As can be seen from the above, the collection is an
intensely personal one, even though these carpets convey
to Professor Alexander proof of Greater Truths which are
valid for everybody and which cannot be found in other
art forms. When the collection was first formed Professor
Alexander hoped that a museum could be built to house the
carpets, reproducing the ambience of the exhibition in
San Francisco, the entire display for which he had
designed himself. The book was intended to
"translate the clues (in the carpets) into a
practical understanding of structure; the intended museum
would have "embodied this quality ..... where the
details of the building (would) give people this
experience once again". Unfortunately this project
was not possible. It is to be hoped however that the new
owners will enjoy some of the deeper meanings within the
rugs and carpets. The geometric and colour interplay of
the Two Panel 'Holbein' ("Two Panel Carpet with
Arrowhead Stars") rug (lot 101), the brilliant
palette of the Konya district ("White Field Carpet
with Trident Figures") rug (lot 105), and the
archaic motifs of the central Anatolian ("Green
Medallion") rug (lot 107) amongst many others, are
all parts of a collection the study of which enabled the
collector to come to the remarkable conclusion expressed
in the first paragraph of this short introduction.

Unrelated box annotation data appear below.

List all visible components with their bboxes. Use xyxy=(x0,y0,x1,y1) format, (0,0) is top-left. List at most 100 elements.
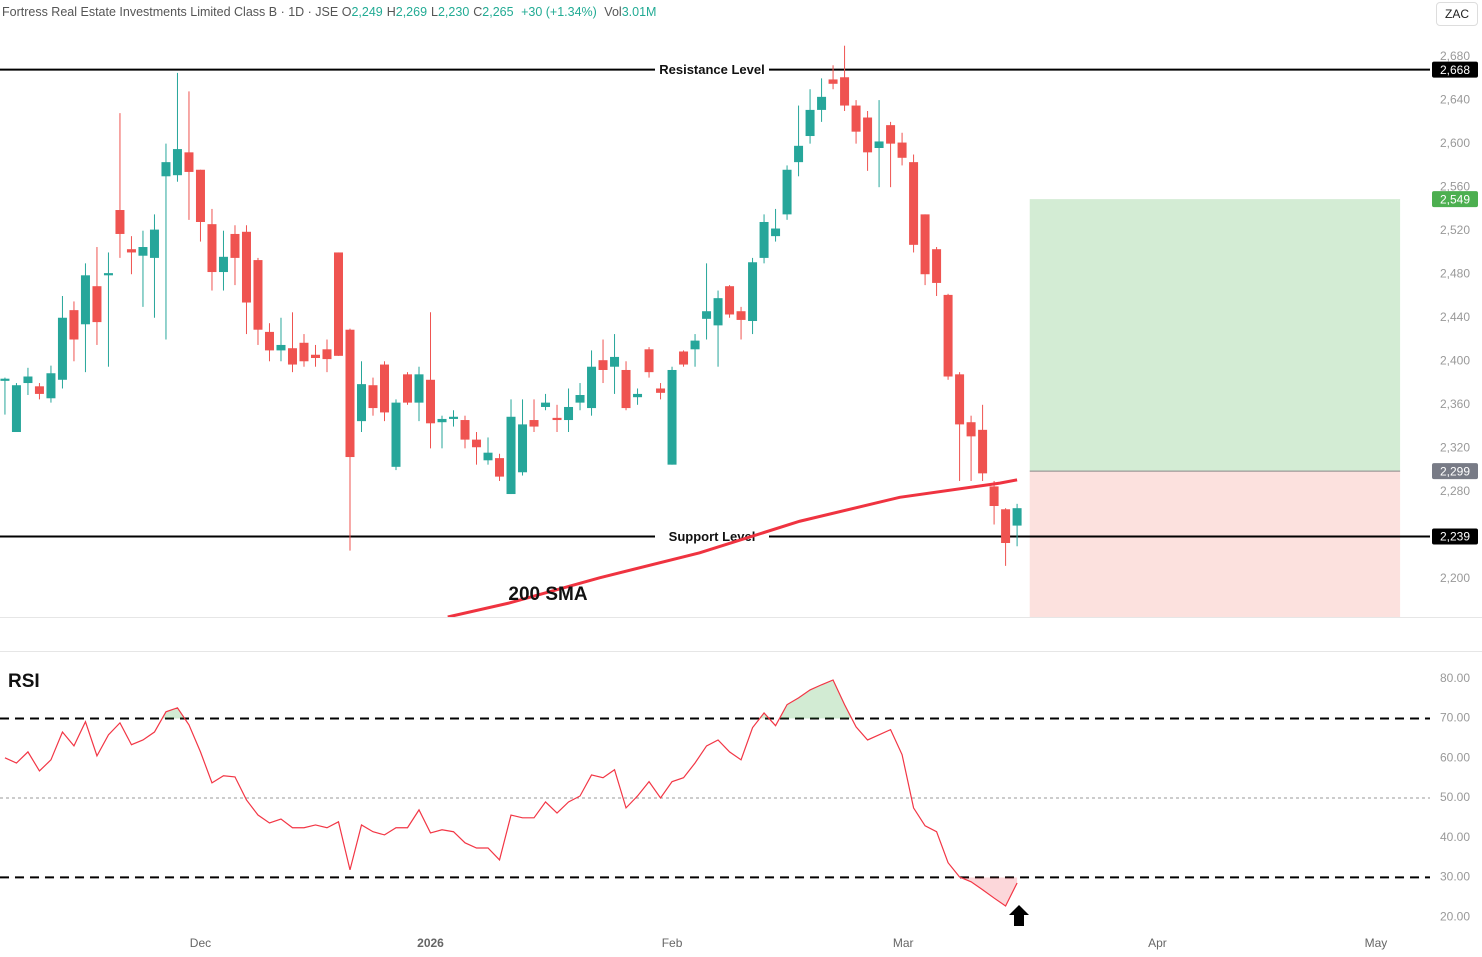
candle-body xyxy=(241,231,251,303)
candle-body xyxy=(483,452,493,461)
y-tick-label: 2,480 xyxy=(1440,266,1470,280)
level-price-tag-bg xyxy=(1432,528,1478,545)
candle-body xyxy=(1012,508,1022,526)
candle-body xyxy=(230,233,240,258)
level-price-tag: 2,239 xyxy=(1440,530,1470,544)
candle-body xyxy=(506,416,516,495)
target-price-tag: 2,549 xyxy=(1440,192,1470,206)
candle-body xyxy=(748,262,758,322)
ohlc: O2,249 H2,269 L2,230 C2,265 xyxy=(342,5,518,19)
candle-body xyxy=(11,385,21,433)
candle-body xyxy=(725,286,735,315)
candle-body xyxy=(495,458,505,477)
candle-body xyxy=(909,162,919,245)
candle-body xyxy=(69,310,79,340)
candle-body xyxy=(679,351,689,365)
rsi-tick-label: 60.00 xyxy=(1440,750,1470,764)
candle-body xyxy=(426,379,436,424)
candle-body xyxy=(92,286,102,323)
y-tick-label: 2,200 xyxy=(1440,571,1470,585)
candle-body xyxy=(218,256,228,273)
candle-body xyxy=(345,329,355,458)
candle-body xyxy=(564,406,574,421)
ohlc-label: L xyxy=(431,5,438,19)
candle-body xyxy=(368,385,378,409)
candle-body xyxy=(759,221,769,258)
candle-body xyxy=(322,349,332,360)
candle-body xyxy=(920,214,930,275)
candle-body xyxy=(472,439,482,448)
sma-label: 200 SMA xyxy=(508,584,587,605)
candle-body xyxy=(310,354,320,359)
ohlc-value: 2,249 xyxy=(351,5,383,19)
sma-line xyxy=(447,478,1018,617)
y-tick-label: 2,520 xyxy=(1440,223,1470,237)
level-price-tag-bg xyxy=(1432,61,1478,78)
level-label: Support Level xyxy=(669,529,756,544)
candle-body xyxy=(541,402,551,407)
candle-body xyxy=(851,105,861,132)
y-tick-label: 2,560 xyxy=(1440,179,1470,193)
candle-body xyxy=(587,366,597,409)
candle-body xyxy=(0,378,10,381)
candle-body xyxy=(736,311,746,320)
candle-body xyxy=(403,374,413,403)
candle-body xyxy=(264,331,274,351)
currency-button[interactable]: ZAC xyxy=(1436,2,1478,26)
x-tick-label: Mar xyxy=(893,936,914,950)
ohlc-value: 2,269 xyxy=(395,5,428,19)
x-tick-label: Dec xyxy=(190,936,211,950)
rsi-title: RSI xyxy=(8,671,40,692)
level-label: Resistance Level xyxy=(659,62,765,77)
oversold-fill xyxy=(4,877,1018,907)
candle-body xyxy=(57,317,67,380)
ohlc-value: 2,230 xyxy=(437,5,470,19)
candle-body xyxy=(932,249,942,283)
candle-body xyxy=(391,402,401,467)
volume-label: Vol xyxy=(604,5,622,19)
y-tick-label: 2,280 xyxy=(1440,484,1470,498)
y-tick-label: 2,320 xyxy=(1440,441,1470,455)
candle-body xyxy=(886,125,896,144)
candle-body xyxy=(276,344,286,351)
level-price-tag: 2,668 xyxy=(1440,63,1470,77)
y-tick-label: 2,400 xyxy=(1440,353,1470,367)
rsi-line xyxy=(4,679,1018,907)
x-tick-label: May xyxy=(1365,936,1388,950)
candle-body xyxy=(115,210,125,234)
overbought-fill xyxy=(4,679,1018,719)
target-zone xyxy=(1029,199,1401,472)
ohlc-label: C xyxy=(473,5,483,19)
target-price-tag-bg xyxy=(1432,191,1478,208)
level-label-bg xyxy=(655,60,769,79)
candle-body xyxy=(817,96,827,110)
candle-body xyxy=(621,369,631,409)
entry-price-tag: 2,299 xyxy=(1440,464,1470,478)
candle-body xyxy=(207,224,217,273)
candle-body xyxy=(195,169,205,222)
y-tick-label: 2,640 xyxy=(1440,92,1470,106)
candle-body xyxy=(437,418,447,423)
candle-body xyxy=(138,247,148,256)
candle-body xyxy=(184,152,194,172)
candle-body xyxy=(80,275,90,325)
candle-body xyxy=(874,141,884,148)
stop-zone xyxy=(1029,471,1401,617)
rsi-tick-label: 50.00 xyxy=(1440,790,1470,804)
candle-body xyxy=(828,79,838,84)
x-tick-label: Feb xyxy=(662,936,683,950)
candle-body xyxy=(1001,509,1011,544)
candle-body xyxy=(633,393,643,398)
candle-body xyxy=(702,311,712,319)
candle-body xyxy=(299,342,309,362)
symbol-title: Fortress Real Estate Investments Limited… xyxy=(2,5,339,19)
rsi-tick-label: 20.00 xyxy=(1440,909,1470,923)
candle-body xyxy=(610,356,620,367)
candle-body xyxy=(46,373,56,399)
candle-body xyxy=(518,424,528,473)
candle-body xyxy=(897,142,907,158)
candle-body xyxy=(23,376,33,384)
rsi-tick-label: 70.00 xyxy=(1440,711,1470,725)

"A carpet is a picture of God".
Lot Description A TWO PANEL "HOLBEIN" RUG
CENTRAL ANATOLIA, 16TH/17TH CENTURY
Light localized wear, corroded brown, patch reweaves and
localised spots of repiling
5ft.7in. x 4ft.9in. (170cm. x 145cm.)
Literature Christopher Alexander; A Foreshadowing of 21st
Century Art, New York and Oxford, 1993, pp.304-305
Lot Notes There are two very similar rugs in Istanbul.
One, in the Vakiflar Museum, is almost identical in
design and colouring apart from the skirts at each end
(Belkis Balpinar and Udo Hirsch, Vakiflar Museum
Istanbul, Carpets, Wesel, 1988, no.17, pp.210-211; also
Suzan Bayrataroglu and Serpil Özçelik (ed.), Carpet
Museum and Kilim and Flatweaving Rugs Museum catalogue,
Ankara, 2007,no.42, pp.84-5). The other is in the Turk ve
Islam Museum with the same field and colouring but a
different border design (Hüulya Tezcan, Sumiyo Okumura
and Kathleen Hamilton Gündogdu (eds.), Weaving heritage
of Anatolia, 2, Istanbul, 2007, no.16, p.38).

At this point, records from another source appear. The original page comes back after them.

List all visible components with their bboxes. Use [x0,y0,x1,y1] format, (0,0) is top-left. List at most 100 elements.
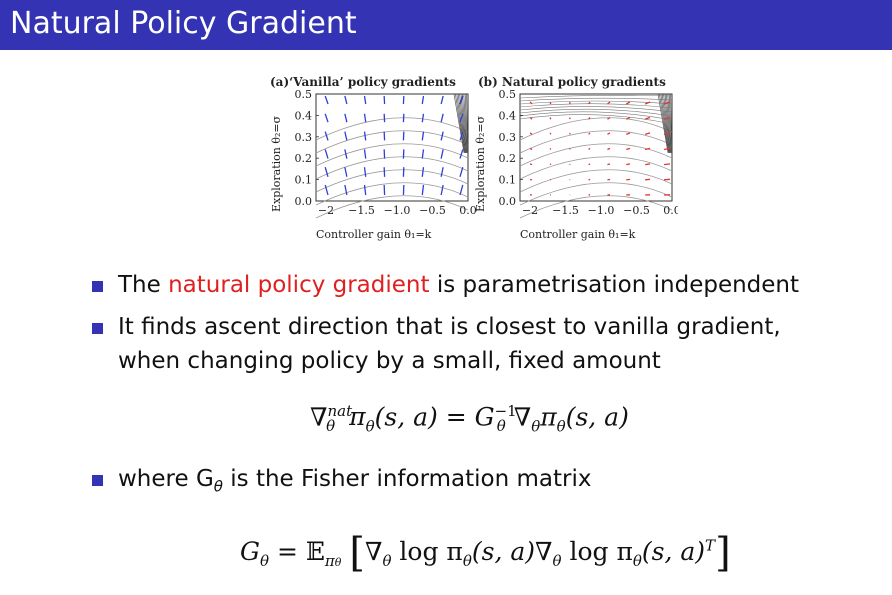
gradient-arrow [421,95,425,105]
contour-line [315,130,469,154]
panel-b-frame [519,93,673,202]
gradient-arrow [529,147,533,151]
gradient-arrow [324,149,329,159]
gradient-arrow [440,95,444,105]
bullet-1-post: is parametrisation independent [429,272,800,298]
gradient-arrow [459,95,464,105]
contour-line [453,93,465,153]
figure-policy-gradients: (a)‘Vanilla’ policy gradients Exploratio… [268,72,678,247]
gradient-arrow [459,184,464,196]
gradient-arrow [663,132,671,135]
bullet-2-line1: It finds ascent direction that is closes… [118,314,781,340]
bullet-marker [92,475,103,486]
panel-a-title: (a)‘Vanilla’ policy gradients [270,75,456,89]
panel-a [315,93,469,219]
panel-a-xlabel: Controller gain θ₁=k [316,228,432,241]
gradient-arrow [549,163,552,166]
contour-line [462,93,467,153]
contour-line [661,93,670,153]
contour-line [519,117,673,141]
panel-b-yticks: 0.5 0.4 0.3 0.2 0.1 0.0 [499,88,523,208]
bullet-marker [92,281,103,292]
bullet-1-text: The natural policy gradient is parametri… [118,268,799,302]
figure-svg: (a)‘Vanilla’ policy gradients Exploratio… [270,75,678,241]
gradient-arrow [529,178,533,181]
xtick-label: −1.0 [588,204,615,217]
gradient-arrow [644,116,651,120]
bullet-1-pre: The [118,272,169,298]
contour-line [456,93,466,153]
gradient-arrow [363,184,367,196]
ytick-label: 0.1 [499,174,517,187]
gradient-arrow [549,132,552,135]
gradient-arrow [549,178,552,181]
contour-line [519,169,673,193]
contour-line [519,130,673,154]
gradient-arrow [440,131,444,141]
contour-line [519,114,673,125]
contour-line [660,93,670,153]
xtick-label: −2 [522,204,538,217]
gradient-arrow [607,178,611,181]
gradient-arrow [645,178,651,181]
panel-b [519,93,673,219]
contour-line [315,195,469,219]
eq1-G-sup: −1 [494,402,517,420]
gradient-arrow [626,163,631,166]
gradient-arrow [588,163,591,166]
eq2-E: = 𝔼 [269,537,325,566]
gradient-arrow [588,117,591,120]
eq1-rhs-nabla: ∇ [513,402,532,432]
ytick-label: 0.4 [499,109,517,122]
gradient-arrow [344,167,348,177]
gradient-arrow [440,167,444,177]
gradient-arrow [625,101,631,105]
ytick-label: 0.3 [499,131,517,144]
eq2-left-bracket: [ [349,530,365,576]
contour-line [315,156,469,180]
panel-a-ylabel: Exploration θ₂=σ [270,115,283,212]
gradient-arrow [549,101,552,105]
gradient-arrow [363,131,367,141]
eq2-transpose: T [705,536,716,555]
gradient-arrow [607,116,611,120]
eq1-rhs-sub: θ [531,417,541,436]
gradient-arrow [459,149,464,159]
gradient-arrow [645,163,651,166]
ytick-label: 0.5 [499,88,517,101]
xtick-label: 0.0 [663,204,678,217]
eq2-G: G [240,537,260,566]
eq1-sub: θ [326,417,336,436]
gradient-arrow [588,147,591,151]
ytick-label: 0.2 [295,152,313,165]
contour-line [455,93,465,153]
gradient-arrow [529,101,533,105]
panel-b-xlabel: Controller gain θ₁=k [520,228,636,241]
xtick-label: −1.5 [552,204,579,217]
gradient-arrow [626,147,631,151]
gradient-arrow [663,101,671,105]
xtick-label: −0.5 [623,204,650,217]
eq2-log-pi-2: log π [561,537,633,566]
contour-line [519,95,673,99]
bullet-3-post: is the Fisher information matrix [222,466,592,492]
gradient-arrow [663,116,671,120]
eq1-nabla: ∇ [310,402,328,432]
eq2-sub-1: θ [382,552,392,570]
gradient-arrow [363,167,367,177]
eq2-log-pi-1: log π [391,537,463,566]
bullet-1-highlight: natural policy gradient [168,272,430,298]
bullet-3-sub: θ [213,477,223,496]
contour-line [519,195,673,219]
ytick-label: 0.0 [499,195,517,208]
gradient-arrow [644,101,651,105]
gradient-arrow [607,101,611,105]
eq1-sup: nat [327,402,353,420]
ytick-label: 0.0 [295,195,313,208]
equation-fisher: Gθ = 𝔼πθ [∇θ log πθ(s, a)∇θ log πθ(s, a)… [240,530,731,576]
gradient-arrow [344,184,348,196]
xtick-label: −0.5 [419,204,446,217]
gradient-arrow [344,95,348,105]
contour-line [519,106,673,113]
contour-line [315,143,469,167]
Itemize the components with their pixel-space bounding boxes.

The layout is very clearly a continuation of the 15th and
16th century Two-medallion Large pattern Holbein type, a
link which was emphasised in the display of the recent
exhibition at the turk ve Islam Museum where their
version was placed side by side with the earlier examples
(Tezcan, Okumura and Gündogdu, op.cit., nos.13-15,
pp.35-37). Not only is the basic layout the same, but
there are also noticeable similarities in the colouring,
particularly with one that comes from the shrine of
Sultan Alaaddin Keykubat in Konya (op.cit, no.35). Both
share the combination of the major colours of red, green
and apricot. Both also were found in the same mosque in
Konya, strongly indicating a central Anatolian origin for
the group, an origin supported by the structure.
The condition of this rug is generally very good with
thick lustrous pile over much of it, in contrast to the
near identical example in the Vakiflar museum. It shows
wonderfully clearly the love of vibrant colours found in
village rugs which are still fresh after three centuries.